Most people come to therapy because they want change to happen, and nowhere is this more true than in the field of addiction.
Addicts are often unrealistic; they expect someone else to change rather than themselves – a partner, boss or loved one. Sometimes they think that a purely external factor needs to change, such as moving to live in another country. Sometimes they even expect the therapist to change. They don’t want to look at themselves; all they really want is a result: for the pain to cease.
The medical world has long been built around a passive ‘doctor – patient’ relationship, with the idea that the patient can lie back and wait for someone to fix them. Even the word ‘patient’ implies the act of waiting and enduring, rather than actively taking part in your own recovery. This is particularly problematic for addiction therapy, and newcomers to addiction treatment can have misconceptions about how it actually works. Often they think it will be like a hospital visit, that someone else is going to do all the hard work for them.
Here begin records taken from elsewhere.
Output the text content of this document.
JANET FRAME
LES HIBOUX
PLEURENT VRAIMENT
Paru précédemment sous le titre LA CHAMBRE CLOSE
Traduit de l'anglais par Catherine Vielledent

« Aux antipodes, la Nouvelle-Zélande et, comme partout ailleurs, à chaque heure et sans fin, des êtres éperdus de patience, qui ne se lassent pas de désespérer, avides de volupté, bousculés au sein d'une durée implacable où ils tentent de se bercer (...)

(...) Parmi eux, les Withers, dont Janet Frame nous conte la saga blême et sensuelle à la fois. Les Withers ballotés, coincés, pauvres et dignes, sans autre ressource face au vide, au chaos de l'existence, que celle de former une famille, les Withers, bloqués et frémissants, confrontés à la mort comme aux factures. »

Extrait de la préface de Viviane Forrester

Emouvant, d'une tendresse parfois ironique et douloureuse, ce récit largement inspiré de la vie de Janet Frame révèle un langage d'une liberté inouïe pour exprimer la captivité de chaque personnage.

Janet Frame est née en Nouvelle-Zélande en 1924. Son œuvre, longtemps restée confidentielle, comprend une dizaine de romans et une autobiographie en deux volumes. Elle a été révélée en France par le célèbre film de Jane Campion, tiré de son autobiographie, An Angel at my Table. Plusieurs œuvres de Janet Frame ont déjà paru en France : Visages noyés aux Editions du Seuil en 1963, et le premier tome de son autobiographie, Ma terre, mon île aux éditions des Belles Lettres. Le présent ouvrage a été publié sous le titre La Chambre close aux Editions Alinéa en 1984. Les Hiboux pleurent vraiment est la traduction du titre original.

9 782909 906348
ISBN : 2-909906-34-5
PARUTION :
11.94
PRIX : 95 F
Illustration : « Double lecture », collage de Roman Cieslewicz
But with therapy this is not the case. Nobody else can fix them. The patient has to take responsibility for this themselves.
Just understanding this fact is one of the hardest parts of recovery. Many addicts are stuck in ‘victim mode’, which means that they find it easier to blame circumstances or other people for their addiction rather than themselves. Blaming an unhappy childhood, for example, can be a perfect excuse for some to keep their habit going, while deciding to leave the comfort zone and do things differently can be a scary prospect. But it must be done. As the great psychotherapist and addiction expert Carl Jung said, “I am not what happened to me. I am what I choose to become”.
So therapy is all about change? Wrong – a large part of therapy is about acceptance. It is the combination of these two aspects that will make the therapeutic process work. As Reinhold Niebuhr put it in the Serenity Prayer:
“God grant me the serenity to accept the things I cannot change, courage to change the things I can and the wisdom to know the difference”.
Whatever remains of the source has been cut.